Haight Street Rat, an oversized piece of street art by the internationally known Banksy, is currently at the Kokomo-Howard County Public Library in Kokomo, Indiana. Anonymous British artist Banksy creates stealth-art that serves as social commentary. His art nearly always reflects the events swirling around us. Earlier this year on the day of the French presidential election, he revealed a Brexit-themed mural showing a workman chiseling a star off the flag of the European Union.
In its original context, Haight Street Rat was presumed to be aimed at the practices of a nearby boutique that allegedly profited from street art without crediting or sharing revenue with the artists. True or not, there’s definitely an oversized, stenciled painting of a beret-wearing rat on exhibit in a public library.
Choosing a foray into street art had inherent risks. The public could perceive it as tacit approval of any and all graffiti. Relationships with business owners or other entities (e.g. police) could suffer if a spate of local spray painting sprang up. It’s a potentially divisive venture for the staff or board. We learned, however, that, just as in finance, greater risk also has the potential for greater reward. In this case, a medium-sized library’s story was picked up by the Associated Press, made news in multiple outlets in the nearest metropolitan area, was promoted state-wide, and continues to travel across the Internet. It is every marketer’s dream.
As is always true, having—and utilizing—a range of staff expertise was absolutely key. Dedicated employees who work with facilities removed and disassembled shelving, patched and painted a wall, and devised a trial run to make sure we could get the shipping crate into the building. Graphic arts literally worked overtime to implement Marketing’s vision. A cataloger, who happens to have great people skills, staffed one of the most vital areas during the event that followed the piece’s unveiling. A processor who is passionate about art arranged an exhibit with a local artist whose surreal style complements Banksy. While media coverage focused on the staffer who thought of bringing the Banksy piece to the library, ideas without implementation have little to no value. It took the whole team, with their varied skills, to bring the idea to life.

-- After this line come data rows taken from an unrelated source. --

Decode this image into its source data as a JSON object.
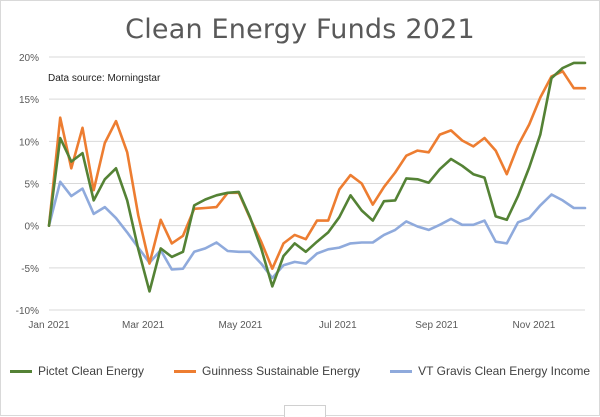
{
  "chart_data": {
    "type": "line",
    "title": "Clean Energy Funds 2021",
    "annotation": "Data source: Morningstar",
    "xlabel": "",
    "ylabel": "",
    "ylim": [
      -10,
      20
    ],
    "yticks": [
      -10,
      -5,
      0,
      5,
      10,
      15,
      20
    ],
    "ytick_labels": [
      "-10%",
      "-5%",
      "0%",
      "5%",
      "10%",
      "15%",
      "20%"
    ],
    "x_type": "weekly dates",
    "x_range": [
      "2021-01-01",
      "2021-12-03"
    ],
    "xticks": [
      "2021-01-01",
      "2021-03-01",
      "2021-05-01",
      "2021-07-01",
      "2021-09-01",
      "2021-11-01"
    ],
    "xtick_labels": [
      "Jan 2021",
      "Mar 2021",
      "May 2021",
      "Jul 2021",
      "Sep 2021",
      "Nov 2021"
    ],
    "grid": true,
    "legend_position": "bottom",
    "x": [
      "2021-01-01",
      "2021-01-08",
      "2021-01-15",
      "2021-01-22",
      "2021-01-29",
      "2021-02-05",
      "2021-02-12",
      "2021-02-19",
      "2021-02-26",
      "2021-03-05",
      "2021-03-12",
      "2021-03-19",
      "2021-03-26",
      "2021-04-02",
      "2021-04-09",
      "2021-04-16",
      "2021-04-23",
      "2021-04-30",
      "2021-05-07",
      "2021-05-14",
      "2021-05-21",
      "2021-05-28",
      "2021-06-04",
      "2021-06-11",
      "2021-06-18",
      "2021-06-25",
      "2021-07-02",
      "2021-07-09",
      "2021-07-16",
      "2021-07-23",
      "2021-07-30",
      "2021-08-06",
      "2021-08-13",
      "2021-08-20",
      "2021-08-27",
      "2021-09-03",
      "2021-09-10",
      "2021-09-17",
      "2021-09-24",
      "2021-10-01",
      "2021-10-08",
      "2021-10-15",
      "2021-10-22",
      "2021-10-29",
      "2021-11-05",
      "2021-11-12",
      "2021-11-19",
      "2021-11-26",
      "2021-12-03"
    ],
    "series": [
      {
        "name": "Pictet Clean Energy",
        "color": "#548235",
        "values": [
          0,
          10.4,
          7.6,
          8.6,
          3.0,
          5.5,
          6.8,
          3.0,
          -2.8,
          -7.8,
          -2.7,
          -3.7,
          -3.1,
          2.4,
          3.1,
          3.6,
          3.9,
          4.0,
          1.0,
          -2.7,
          -7.2,
          -3.6,
          -2.1,
          -3.1,
          -1.9,
          -0.8,
          1.0,
          3.6,
          1.8,
          0.6,
          2.9,
          3.0,
          5.6,
          5.5,
          5.1,
          6.7,
          7.9,
          7.1,
          6.1,
          5.7,
          1.1,
          0.7,
          3.5,
          6.9,
          10.8,
          17.5,
          18.7,
          19.3,
          19.3
        ]
      },
      {
        "name": "Guinness Sustainable Energy",
        "color": "#ED7D31",
        "values": [
          0,
          12.8,
          6.8,
          11.6,
          4.2,
          9.8,
          12.4,
          8.7,
          1.2,
          -4.5,
          0.7,
          -2.1,
          -1.2,
          2.0,
          2.1,
          2.2,
          3.9,
          3.9,
          0.9,
          -1.9,
          -5.1,
          -2.1,
          -1.1,
          -1.6,
          0.6,
          0.6,
          4.3,
          6.0,
          5.0,
          2.5,
          4.6,
          6.3,
          8.3,
          8.9,
          8.7,
          10.8,
          11.3,
          10.1,
          9.4,
          10.4,
          8.9,
          6.1,
          9.5,
          12.0,
          15.2,
          17.7,
          18.3,
          16.3,
          16.3
        ]
      },
      {
        "name": "VT Gravis Clean Energy Income",
        "color": "#8FAADC",
        "values": [
          0,
          5.2,
          3.5,
          4.4,
          1.4,
          2.2,
          0.9,
          -0.8,
          -2.6,
          -4.4,
          -2.9,
          -5.2,
          -5.1,
          -3.1,
          -2.7,
          -2.0,
          -3.0,
          -3.1,
          -3.1,
          -4.5,
          -6.2,
          -4.7,
          -4.3,
          -4.5,
          -3.3,
          -2.8,
          -2.6,
          -2.1,
          -2.0,
          -2.0,
          -1.1,
          -0.5,
          0.5,
          -0.1,
          -0.5,
          0.1,
          0.8,
          0.1,
          0.1,
          0.6,
          -1.9,
          -2.1,
          0.4,
          0.9,
          2.4,
          3.7,
          3.0,
          2.1,
          2.1
        ]
      }
    ]
  }
}
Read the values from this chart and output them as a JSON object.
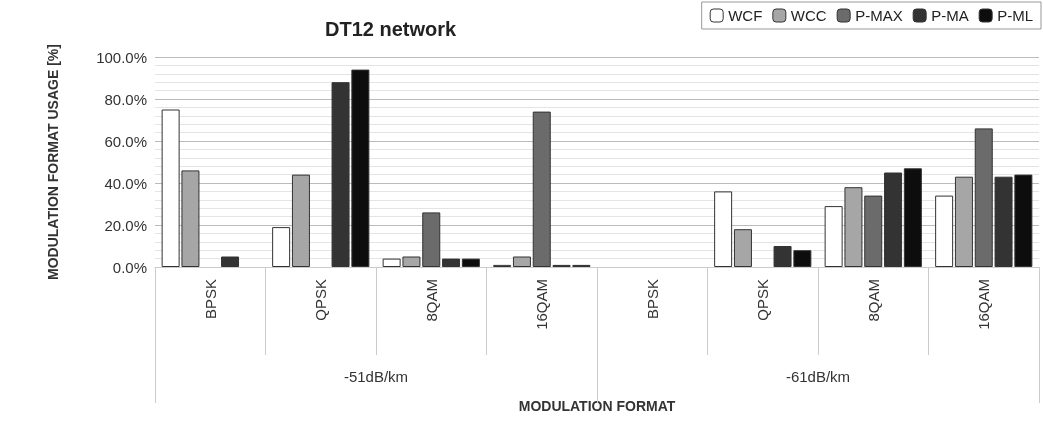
{
  "chart_data": {
    "type": "bar",
    "title": "DT12 network",
    "xlabel": "MODULATION FORMAT",
    "ylabel": "MODULATION FORMAT USAGE [%]",
    "categories": [
      "BPSK",
      "QPSK",
      "8QAM",
      "16QAM",
      "BPSK",
      "QPSK",
      "8QAM",
      "16QAM"
    ],
    "annotations": [
      "-51dB/km",
      "-61dB/km"
    ],
    "series": [
      {
        "name": "WCF",
        "color": "#ffffff",
        "values": [
          75,
          19,
          4,
          1,
          0,
          36,
          29,
          34
        ]
      },
      {
        "name": "WCC",
        "color": "#a6a6a6",
        "values": [
          46,
          44,
          5,
          5,
          0,
          18,
          38,
          43
        ]
      },
      {
        "name": "P-MAX",
        "color": "#6b6b6b",
        "values": [
          0,
          0,
          26,
          74,
          0,
          0,
          34,
          66
        ]
      },
      {
        "name": "P-MA",
        "color": "#333333",
        "values": [
          5,
          88,
          4,
          1,
          0,
          10,
          45,
          43
        ]
      },
      {
        "name": "P-ML",
        "color": "#0d0d0d",
        "values": [
          0,
          94,
          4,
          1,
          0,
          8,
          47,
          44
        ]
      }
    ],
    "ylim": [
      0,
      100
    ],
    "yticks": [
      {
        "value": 0,
        "label": "0.0%"
      },
      {
        "value": 20,
        "label": "20.0%"
      },
      {
        "value": 40,
        "label": "40.0%"
      },
      {
        "value": 60,
        "label": "60.0%"
      },
      {
        "value": 80,
        "label": "80.0%"
      },
      {
        "value": 100,
        "label": "100.0%"
      }
    ],
    "grid": "y",
    "legend": "top right"
  }
}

KHCPL also benefitted from employees who could think as if they were patrons. They realized visitors would want to do more than look at one piece of art. As a result, there is a display of matted prints of other Banksy work along with specially created handouts including a guide to other art to visit in our community. There is also a “What Would the Rat Say” caption contest for adults and a “Find the Rat” activity for kids. The traffic flow also routes visitors past a station where they are invited to sign a guest book, an act that reinforces the idea that the visit is noteworthy.
To make a potentially big event feel significant to your patrons, spending a little extra money can help to create a “wow” factor. In the case of the Haight Street Rat, a limited supply of commemorative pins has been a real draw. The Friends of the Library came alongside and took the financial risk on another extra, selling a custom-designed shirt. While there are times when it’s truly not possible to splurge, finding the right combination that creates a memorable experience for patrons can go a long way toward updating the community’s perception of what libraries do.
Your big project will probably won’t involve a rat, but the principles are the same. Consider saying “yes” to an idea that’s a bit risky, give staff the chance to grow the idea and let them shine, and look for ways to add in the extras that make it really pop.